The National
April 15, 2008
Pentagon meddling makes for petty policy
By Stephen Glain
American mercantilism has many fathers: pandering presidential candidates, xenophobic lawmakers, nativist labour leaders – and now a Sino-phobic Pentagon.
Late last month, the Chinese telecommunications giant Huawei Technologies was forced to shelve its US$2.2 billion (Dh8.1b) shared offer for 3Com, a US computer networking firm, because of its alleged links to China's People's Liberation Army. Huawei, which does US$10bn in annual sales, competes globally with such industry heavyweights as Alcatel-Lucent and Nortel Networks and is a major supplier of advanced cell phone technology to the US. But when word came down that the Committee on foreign investment in the United States was opposed to the deal, Huawei was forced to back off.
The committee, or CFIUS, is an inter-agency body that weighs the national security implications of foreign bids for US companies. Its mandate was expanded last year in response to Congressional outrage over the purchase in 2006 by Dubai Ports World of Peninsular and Oriental Steam Co., a transaction that included the management of six US port terminals.
A politicised and primitive legislature lashed out at the deal – New York Senator Charles Schumer decried Abu Dhabi's "nexus with terrorism" – and DP World was forced to divest itself of P&O's US operations. To pre-empt similar "Trojan horse" stratagems, in August President Bush signed into law an amendment that widened CFIUS's review parameters to include any acquisition involving critical infrastructure, energy assets and technologies.
In response, an official from China's sovereign wealth fund declared Beijing would avoid any US investment that required CFIUS authorization. But it was too late for Huawei, whose bid for 3Com unravelled quietly and in defiance of analysts' expectations that it would encounter little resistance. The all-cash offer represented a 44 per cent premium to 3Com's prevailing share price and it would have given the struggling 3Com entree to China's vast telecoms market. Unlike CNOOC, the Chinese oil giant that was frustrated two years ago by another jingoist display in its bid for California-based Unocal, Huawei is a private company. Under the terms of the deal, it would have had seats on 3Com's board of directors but no management control. It would confine itself to a mere 16.5 per cent of 3Com stock and own the company in partnership with US private-equity specialist Bain Capital Partners. Finally, it was noted that US companies like Cisco Systems and Motorola do big business in China and undercutting Huawei might provoke retaliation.

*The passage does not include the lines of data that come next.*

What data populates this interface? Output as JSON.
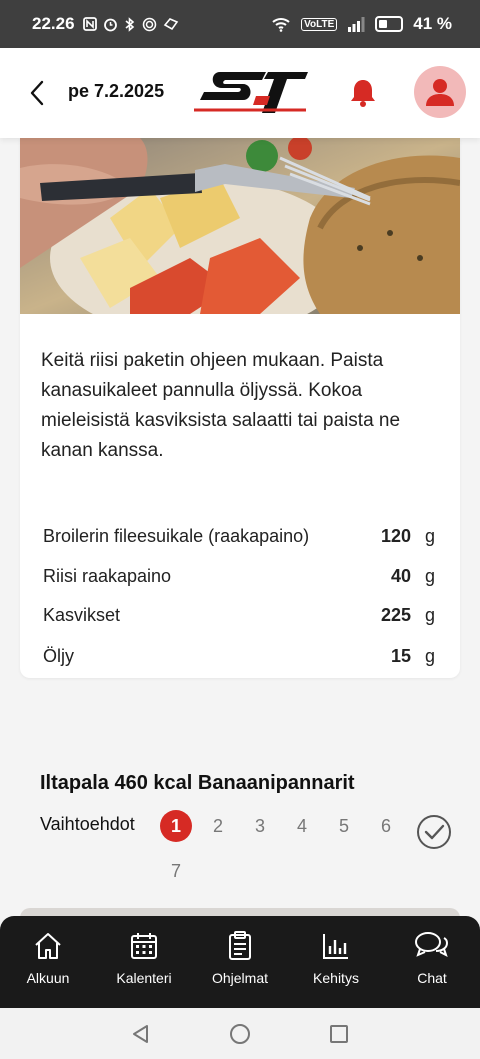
{
  "status_bar": {
    "time": "22.26",
    "icons": [
      "nfc-icon",
      "alarm-icon",
      "bluetooth-icon",
      "hotspot-icon",
      "data-saver-icon",
      "wifi-icon",
      "volte-icon",
      "signal-icon",
      "battery-icon"
    ],
    "volte_label": "VoLTE",
    "battery_percent": 41,
    "battery_label": "41 %"
  },
  "header": {
    "date": "pe 7.2.2025",
    "logo_text": "ST",
    "accent_color": "#d62a24"
  },
  "meal": {
    "instructions": "Keitä riisi paketin ohjeen mukaan. Paista kanasuikaleet pannulla öljyssä. Kokoa mieleisistä kasviksista salaatti tai paista ne kanan kanssa.",
    "ingredients": [
      {
        "name": "Broilerin fileesuikale (raakapaino)",
        "amount": "120",
        "unit": "g"
      },
      {
        "name": "Riisi raakapaino",
        "amount": "40",
        "unit": "g"
      },
      {
        "name": "Kasvikset",
        "amount": "225",
        "unit": "g"
      },
      {
        "name": "Öljy",
        "amount": "15",
        "unit": "g"
      }
    ]
  },
  "snack": {
    "title": "Iltapala 460 kcal Banaanipannarit",
    "options_label": "Vaihtoehdot",
    "options": [
      "1",
      "2",
      "3",
      "4",
      "5",
      "6",
      "7"
    ],
    "selected_option": "1"
  },
  "bottom_nav": {
    "items": [
      {
        "label": "Alkuun",
        "icon": "home-icon"
      },
      {
        "label": "Kalenteri",
        "icon": "calendar-icon"
      },
      {
        "label": "Ohjelmat",
        "icon": "clipboard-icon"
      },
      {
        "label": "Kehitys",
        "icon": "bar-chart-icon"
      },
      {
        "label": "Chat",
        "icon": "chat-icon"
      }
    ]
  },
  "system_nav": [
    "back-triangle-icon",
    "home-circle-icon",
    "recents-square-icon"
  ]
}
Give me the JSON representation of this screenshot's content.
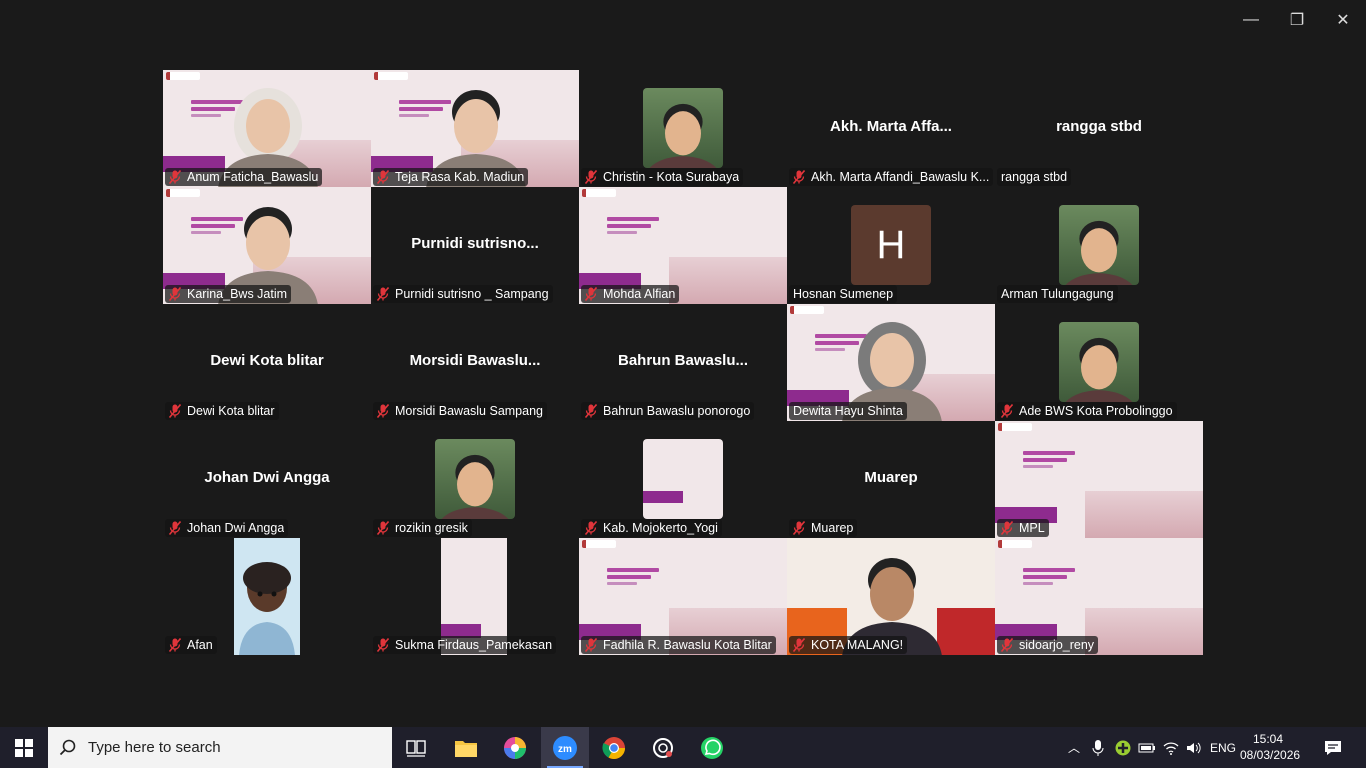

Such concerns apparently mean little to the US Defense Department, a key participant in the CFIUS round and a bitter opponent to Huawei's involvement, however passive, in the 3Com sale. "Whenever the issue came up," says a China expert in Washington who regularly briefs US military officials, "the Pentagon guys in the room would hiss."
Huawei founder and chief executive Ren Zhengfei is a former major in the PLA. He refuses to give interviews and will not reveal his company's shareholding structure though he has denied it has a special relationship with the Chinese military. No doubt Ren could have helped his case with a little transparency. But it would be extravagantly disingenuous for the Pentagon to blacklist any foreign firm for its military ties. Among the companies getting rich mining China's economic boom are some of America's biggest defence contractors – including Boeing, United Technologies Co., and Raytheon – to say nothing of firms like Cisco and Motorola, which are major suppliers to the US government. Nowhere is the line between civilian and military technologies as blurred as it is in the US, and never more so than in the culture of fear that has flourished since the Sept 11 attacks.
The case of Huawei's failed bid for 3 Com should be recognised for what it is: a Pentagon manoeuvre to penalise a hugely successful company with roots in the military-industrial complex of an emerging rival for global influence. That's petty policymaking and bad economics.